Six decades of river exploration

Review of “Downstream Toward Home” by Oliver A. Houck.

 

Downstream Toward Home
Oliver A. Houck
256 pages, hardcover: 
$35.
Louisiana State University Press, 2014.

 

Tulane University law professor Oliver A. Houck first caught John McPhee’s attention in 1987, when the famed New Yorker writer began researching the elaborate levee system that controls the Mississippi River. In McPhee’s resulting essay, “Atchafalaya,” Houck represents the “ecologue” determined to fight the river’s manipulation. His voice is assertive and direct: “The greatest arrogance was the stealing of the sun,” Houck tells McPhee. “The second-greatest arrogance is running rivers backward. The third-greatest arrogance is trying to hold the Mississippi in place.”

Houck’s latest book, his fourth, is Downstream Toward Home, a celebration of rivers from Alaska to Florida, from the St. John in Maine to the Gila in southwest New Mexico. Small moments of outrage burst from the page, but in general the writing feels restrained, as if the author — 30 years and countless environmental battles after his encounter with McPhee — has lost some of his bite. This is less the bold Oliver Houck of “Atchafalaya,” than an aging conservationist determined to revisit and share his memories before they fade: competing with the crew team at Harvard, getting lost in a swamp, hitchhiking in West Virginia, paddling small creeks after big rains, exploring Colorado’s Cache la Poudre, camping with his students and more.

But the former “Louisiana Conservationist of the Year” can still engage readers as we accompany him on a lifetime of river journeys.
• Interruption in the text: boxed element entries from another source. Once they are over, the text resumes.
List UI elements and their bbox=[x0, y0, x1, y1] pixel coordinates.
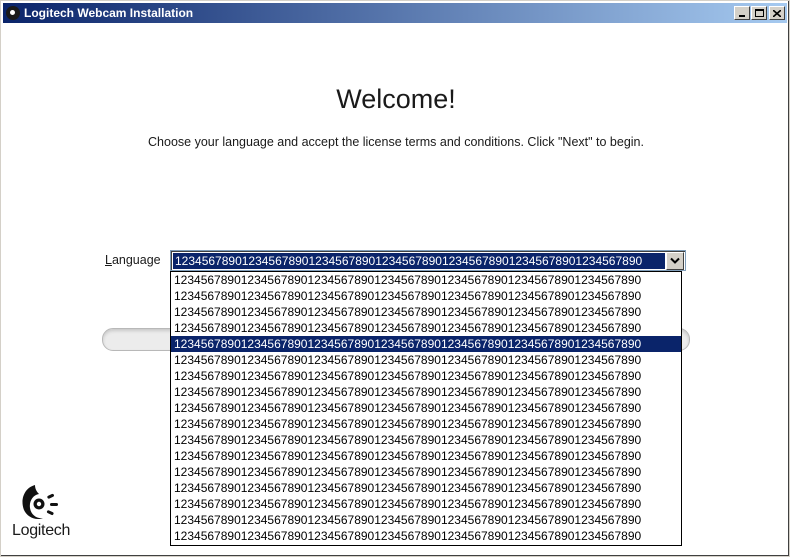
minimize-icon bbox=[739, 15, 745, 17]
close-button[interactable] bbox=[769, 6, 785, 20]
language-option[interactable]: 1234567890123456789012345678901234567890… bbox=[171, 368, 681, 384]
language-select-value: 1234567890123456789012345678901234567890… bbox=[173, 253, 665, 269]
language-option[interactable]: 1234567890123456789012345678901234567890… bbox=[171, 400, 681, 416]
language-option[interactable]: 1234567890123456789012345678901234567890… bbox=[171, 448, 681, 464]
title-bar[interactable]: Logitech Webcam Installation bbox=[3, 3, 787, 23]
language-option[interactable]: 1234567890123456789012345678901234567890… bbox=[171, 528, 681, 544]
language-option[interactable]: 1234567890123456789012345678901234567890… bbox=[171, 384, 681, 400]
window-title: Logitech Webcam Installation bbox=[24, 6, 194, 20]
maximize-icon bbox=[754, 9, 764, 17]
minimize-button[interactable] bbox=[734, 6, 750, 20]
page-title: Welcome! bbox=[336, 84, 456, 114]
logitech-icon bbox=[6, 6, 20, 20]
language-option[interactable]: 1234567890123456789012345678901234567890… bbox=[171, 512, 681, 528]
instructions-text: Choose your language and accept the lice… bbox=[148, 135, 644, 149]
window-controls bbox=[733, 6, 785, 20]
language-option[interactable]: 1234567890123456789012345678901234567890… bbox=[171, 416, 681, 432]
language-option[interactable]: 1234567890123456789012345678901234567890… bbox=[171, 496, 681, 512]
language-option[interactable]: 1234567890123456789012345678901234567890… bbox=[171, 320, 681, 336]
language-option[interactable]: 1234567890123456789012345678901234567890… bbox=[171, 480, 681, 496]
dropdown-button[interactable] bbox=[666, 252, 684, 270]
maximize-button[interactable] bbox=[751, 6, 767, 20]
close-icon bbox=[773, 9, 781, 17]
language-option[interactable]: 1234567890123456789012345678901234567890… bbox=[171, 288, 681, 304]
logo-wordmark: Logitech bbox=[12, 522, 71, 539]
language-option[interactable]: 1234567890123456789012345678901234567890… bbox=[171, 336, 681, 352]
language-label: Language bbox=[105, 253, 161, 267]
language-option[interactable]: 1234567890123456789012345678901234567890… bbox=[171, 464, 681, 480]
chevron-down-icon bbox=[670, 257, 680, 264]
language-select[interactable]: 1234567890123456789012345678901234567890… bbox=[170, 250, 686, 271]
language-option[interactable]: 1234567890123456789012345678901234567890… bbox=[171, 304, 681, 320]
language-option[interactable]: 1234567890123456789012345678901234567890… bbox=[171, 432, 681, 448]
language-dropdown-list[interactable]: 1234567890123456789012345678901234567890… bbox=[170, 271, 682, 546]
language-option[interactable]: 1234567890123456789012345678901234567890… bbox=[171, 352, 681, 368]
language-option[interactable]: 1234567890123456789012345678901234567890… bbox=[171, 272, 681, 288]
installer-window: Logitech Webcam Installation Welcome! Ch… bbox=[0, 0, 790, 557]
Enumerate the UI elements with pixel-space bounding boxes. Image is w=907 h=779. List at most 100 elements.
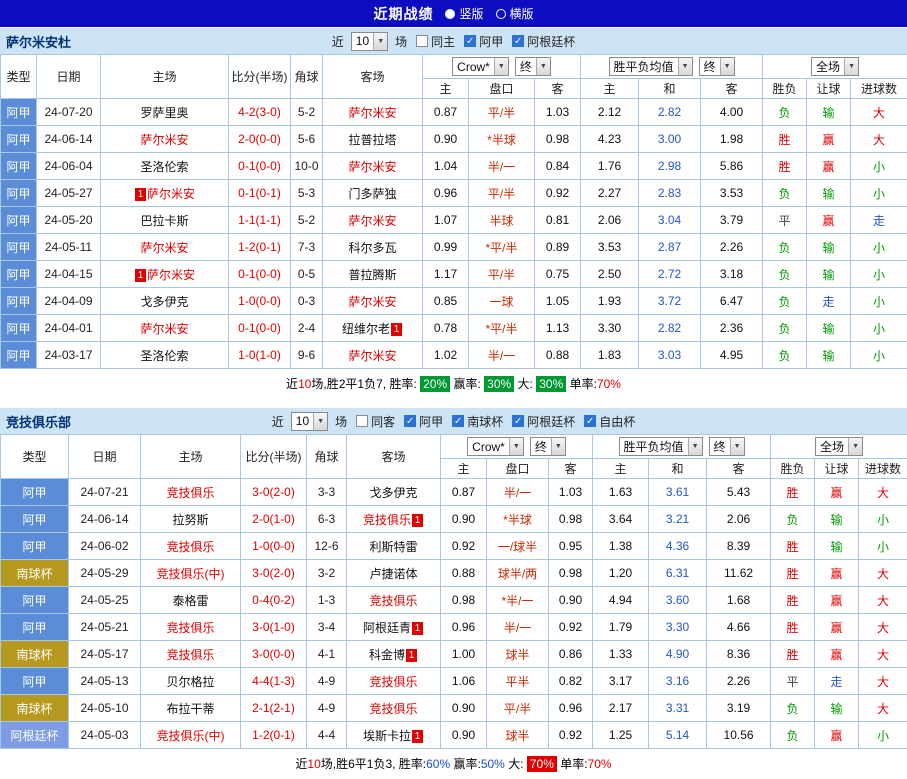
scope-select[interactable]: 全场▼ bbox=[815, 437, 863, 456]
team-name: 圣洛伦索 bbox=[140, 349, 188, 363]
corner-score: 5-2 bbox=[291, 99, 323, 126]
match-count-select[interactable]: 10▼ bbox=[291, 412, 328, 431]
europe-time-select[interactable]: 终▼ bbox=[699, 57, 735, 76]
asia-home-odds: 1.02 bbox=[423, 342, 469, 369]
corner-score: 2-4 bbox=[291, 315, 323, 342]
odds-time-select[interactable]: 终▼ bbox=[515, 57, 551, 76]
goals-outcome: 小 bbox=[851, 153, 907, 180]
result-outcome: 胜 bbox=[771, 641, 815, 668]
league-filter-checkbox[interactable]: ✓自由杯 bbox=[584, 413, 635, 430]
match-count-select[interactable]: 10▼ bbox=[351, 32, 388, 51]
league-filter-checkbox[interactable]: 同主 bbox=[416, 33, 455, 50]
league-filter-checkbox[interactable]: ✓阿甲 bbox=[464, 33, 503, 50]
result-outcome: 胜 bbox=[771, 587, 815, 614]
handicap-outcome: 输 bbox=[807, 261, 851, 288]
home-team: 巴拉卡斯 bbox=[101, 207, 229, 234]
europe-away-odds: 2.06 bbox=[707, 506, 771, 533]
europe-home-odds: 1.79 bbox=[593, 614, 649, 641]
goals-outcome: 小 bbox=[851, 288, 907, 315]
europe-home-odds: 1.20 bbox=[593, 560, 649, 587]
corner-score: 10-0 bbox=[291, 153, 323, 180]
asia-home-odds: 0.92 bbox=[441, 533, 487, 560]
team-name: 萨尔米安 bbox=[348, 349, 396, 363]
europe-draw-odds: 2.87 bbox=[639, 234, 701, 261]
goals-outcome: 走 bbox=[851, 207, 907, 234]
combo-value: 10 bbox=[356, 34, 369, 48]
scope-select[interactable]: 全场▼ bbox=[811, 57, 859, 76]
goals-outcome: 小 bbox=[851, 234, 907, 261]
asia-home-odds: 1.06 bbox=[441, 668, 487, 695]
away-team: 萨尔米安 bbox=[323, 153, 423, 180]
asia-home-odds: 0.87 bbox=[423, 99, 469, 126]
league-filter-checkbox[interactable]: ✓南球杯 bbox=[452, 413, 503, 430]
handicap-outcome: 赢 bbox=[815, 614, 859, 641]
goals-outcome: 大 bbox=[859, 479, 907, 506]
layout-radio-option[interactable]: 横版 bbox=[496, 5, 534, 22]
league-badge: 阿甲 bbox=[1, 261, 37, 288]
asia-handicap: 半/一 bbox=[469, 342, 535, 369]
checkbox-checked-icon: ✓ bbox=[512, 35, 524, 47]
summary-segment: 场,胜2平1负7, 胜率: bbox=[311, 377, 420, 391]
column-header: 日期 bbox=[37, 55, 101, 99]
europe-avg-select[interactable]: 胜平负均值▼ bbox=[619, 437, 703, 456]
europe-home-odds: 1.38 bbox=[593, 533, 649, 560]
handicap-outcome: 输 bbox=[815, 533, 859, 560]
league-filter-checkbox[interactable]: ✓阿甲 bbox=[404, 413, 443, 430]
corner-score: 12-6 bbox=[307, 533, 347, 560]
column-header: 主 bbox=[441, 459, 487, 479]
handicap-outcome: 输 bbox=[807, 180, 851, 207]
europe-away-odds: 4.66 bbox=[707, 614, 771, 641]
score: 1-0(1-0) bbox=[229, 342, 291, 369]
asia-handicap: 一/球半 bbox=[487, 533, 549, 560]
league-badge: 阿甲 bbox=[1, 587, 69, 614]
europe-home-odds: 2.12 bbox=[581, 99, 639, 126]
europe-avg-select[interactable]: 胜平负均值▼ bbox=[609, 57, 693, 76]
team-name: 戈多伊克 bbox=[140, 295, 188, 309]
europe-odds-group-header: 胜平负均值▼ 终▼ bbox=[593, 435, 771, 459]
league-filter-checkbox[interactable]: ✓阿根廷杯 bbox=[512, 413, 575, 430]
combo-value: 终 bbox=[520, 58, 532, 75]
europe-away-odds: 3.79 bbox=[701, 207, 763, 234]
odds-time-select[interactable]: 终▼ bbox=[530, 437, 566, 456]
handicap-outcome: 赢 bbox=[815, 641, 859, 668]
europe-draw-odds: 3.16 bbox=[649, 668, 707, 695]
result-outcome: 负 bbox=[763, 261, 807, 288]
europe-time-select[interactable]: 终▼ bbox=[709, 437, 745, 456]
summary-segment: 近 bbox=[295, 757, 307, 771]
asia-home-odds: 0.85 bbox=[423, 288, 469, 315]
layout-radio-option[interactable]: 竖版 bbox=[445, 5, 483, 22]
corner-score: 5-3 bbox=[291, 180, 323, 207]
team-section-header: 竞技俱乐部近10▼场同客✓阿甲✓南球杯✓阿根廷杯✓自由杯 bbox=[0, 407, 907, 434]
team-name: 萨尔米安 bbox=[147, 187, 195, 201]
team-name: 科金博 bbox=[369, 648, 405, 662]
europe-draw-odds: 3.03 bbox=[639, 342, 701, 369]
odds-source-select[interactable]: Crow*▼ bbox=[467, 437, 524, 456]
radio-selected-icon bbox=[445, 9, 455, 19]
table-row: 阿甲24-05-20巴拉卡斯1-1(1-1)5-2萨尔米安1.07半球0.812… bbox=[1, 207, 907, 234]
column-header: 主 bbox=[593, 459, 649, 479]
team-name: 巴拉卡斯 bbox=[140, 214, 188, 228]
league-filter-checkbox[interactable]: 同客 bbox=[356, 413, 395, 430]
column-header: 盘口 bbox=[487, 459, 549, 479]
result-outcome: 胜 bbox=[771, 560, 815, 587]
column-header: 日期 bbox=[69, 435, 141, 479]
asia-home-odds: 0.98 bbox=[441, 587, 487, 614]
odds-source-select[interactable]: Crow*▼ bbox=[452, 57, 509, 76]
games-label: 场 bbox=[395, 33, 407, 50]
league-filter-checkbox[interactable]: ✓阿根廷杯 bbox=[512, 33, 575, 50]
goals-outcome: 小 bbox=[851, 315, 907, 342]
team-name: 萨尔米安 bbox=[348, 295, 396, 309]
league-badge: 阿甲 bbox=[1, 342, 37, 369]
summary-segment: 单率: bbox=[566, 377, 597, 391]
column-header: 进球数 bbox=[851, 79, 907, 99]
europe-home-odds: 2.06 bbox=[581, 207, 639, 234]
asia-handicap: 半球 bbox=[469, 207, 535, 234]
handicap-outcome: 输 bbox=[807, 342, 851, 369]
score: 2-1(2-1) bbox=[241, 695, 307, 722]
column-header: 类型 bbox=[1, 55, 37, 99]
home-team: 萨尔米安 bbox=[101, 126, 229, 153]
summary-bar: 近10场,胜6平1负3, 胜率:60% 赢率:50% 大: 70% 单率:70% bbox=[0, 749, 907, 779]
europe-away-odds: 2.26 bbox=[701, 234, 763, 261]
match-date: 24-05-27 bbox=[37, 180, 101, 207]
europe-away-odds: 3.19 bbox=[707, 695, 771, 722]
In a book filled with bite-size anecdotes, several stand out as truly remarkable, not simply because of their subject matter but because of Houck’s unique and often mystical take on the world. “It was more elegant than a dog ever could be,” he writes, describing a fox near Washington, D.C.’s Rock Creek. “It was standing in a pool of light from a lamppost, the mist sparkling as it filtered down, a red fox, stock still, waiting. I slowed to a walk, hardly breathing, but it soon knew me for what I was and it turned, slowly, and trotted away into the gloom.”

Even when he describes the environmental victories he helped to win, Houck refuses to leave readers with false hope. Time and again, Houck reminds us that “nothing saved is forever.”

“The Buffalo (River) and all rivers, and all wilderness, and entire ecosystems, and an increasing number of living things at this juncture, are as safe as we let them be and no more,” he writes. “Some find that a comforting thought. We are the species in charge. Some find it proof of our proximity to god. I do not find it either one.”